He shook his almost-step-brother off and moved further into the
room, taking his place centre stage.
‘So, we had to make a
point. Had to make that bunch realise we meant business! That we
were prepared to do whatever it took to get that money back! Can’t
just take our stuff and not expect to cough up!’
‘Roy, enough.’
Jim.
Rory just looked stunned,
his laughter at an end. He finished off his can of beer, and then
crushed the empty between his palms, before tossing it into a
corner. Then he looked directly at Sharon and smiled. A cold, cruel
slit of smile.
‘Well, there you go,
Sharon. There’s your answer. According to young Roy, that is. But
maybe he’s just got a vivid imagination,’ he said, shrugging.
‘Whatever, looks like he answered your question, so I guess it’s
over to you?’ He was cocky again, switching emotions, acting as if
he was untouchable. As if what Roy had just revealed counted for
nothing. ‘Guess it’s payback time, Sharon? I mean, we just
delivered the goods, didn’t we? Might just be a young lad’s
overactive imagination, but we delivered all the same. We answered
your little question, didn’t we? So, it must be your turn. What you
gonna give us in return, Sharon?’
As he spoke, Rory turned
slightly from side to side, checking out Jim, checking out Clint
and Roy. If he still believed that Justin and
Stevie-the-little-shit were listening in, he didn’t care, and he
certainly wasn’t seeing them as a threat. The other action he did
as he turned from side to side made that clear: he was undoing his
belt.
‘One question for one
favour Sharon,’ he uttered, moving toward her again. ‘Just hope
you’ve got some more questions, or the others might be a little
disappointed.’
‘Fuck you!’ Sharon spat
back, pushing at him, but he simply pushed back, and it looked as
if he was herding her towards a corner of the room, maybe even
intending to push her into an adjacent one.
‘Now, now, a bargain’s a
bargain. If you don’t mind your manners, we might not be able to
mind ours. Hope you get my meaning. No need to be nasty, is
there?’
Looking on, I
felt sick with alarm and anticipation. I had expected Justin and
Stevie to join in by now. Expected them to come to Sharon’s rescue.

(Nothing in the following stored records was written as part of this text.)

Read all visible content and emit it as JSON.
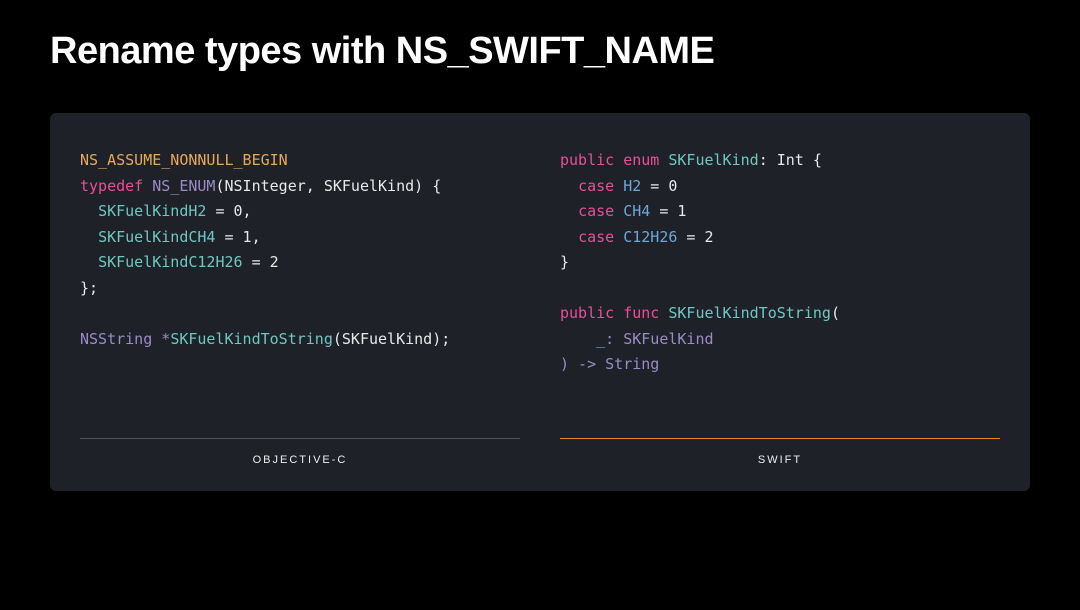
{
  "title": "Rename types with NS_SWIFT_NAME",
  "left": {
    "lang": "OBJECTIVE-C",
    "macro": "NS_ASSUME_NONNULL_BEGIN",
    "typedef": "typedef",
    "nsenum": "NS_ENUM",
    "enum_args": "(NSInteger, SKFuelKind) {",
    "case1": "SKFuelKindH2",
    "case1_val": " = 0,",
    "case2": "SKFuelKindCH4",
    "case2_val": " = 1,",
    "case3": "SKFuelKindC12H26",
    "case3_val": " = 2",
    "close": "};",
    "ret_type": "NSString *",
    "fn_name": "SKFuelKindToString",
    "fn_args": "(SKFuelKind);"
  },
  "right": {
    "lang": "SWIFT",
    "public": "public",
    "enum": "enum",
    "type_name": "SKFuelKind",
    "type_sig": ": Int {",
    "case_kw": "case",
    "c1": "H2",
    "c1v": " = 0",
    "c2": "CH4",
    "c2v": " = 1",
    "c3": "C12H26",
    "c3v": " = 2",
    "close": "}",
    "func": "func",
    "fn_name": "SKFuelKindToString",
    "fn_open": "(",
    "arg_label": "_",
    "arg_type": ": SKFuelKind",
    "ret": ") -> String"
  }
}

The whole point, surely, had been to lure Rory and Jim here, with
false promises, and – whether they confessed to Crinky’s murder or
not – exact some revenge. That was the Tankard way, after all – you
didn’t tell teacher, you just got your own back. They hadn’t
expected Clint or Roy to come along. Probably hadn’t suspected that
they had been part of the crime, either. Yet, here they were, fully
implicated by Roy’s confession – unexpected and unwelcome, for
some. And now, Sharon was being asked to complete her part of the
so-called
bargain,
and the traditional Tankard response was non-existent. It was
as if Justin and Stevie-the-little-shit were not there. As if
Sharon was by herself for this one.
‘Okay.’ This
single word submission came from Sharon herself. She was addressing
Rory. ‘But just you. Not him, or him. Or
him.’
The last
him
was directed at Roy. ‘Through
there.’ She indicated another room towards the back of the house.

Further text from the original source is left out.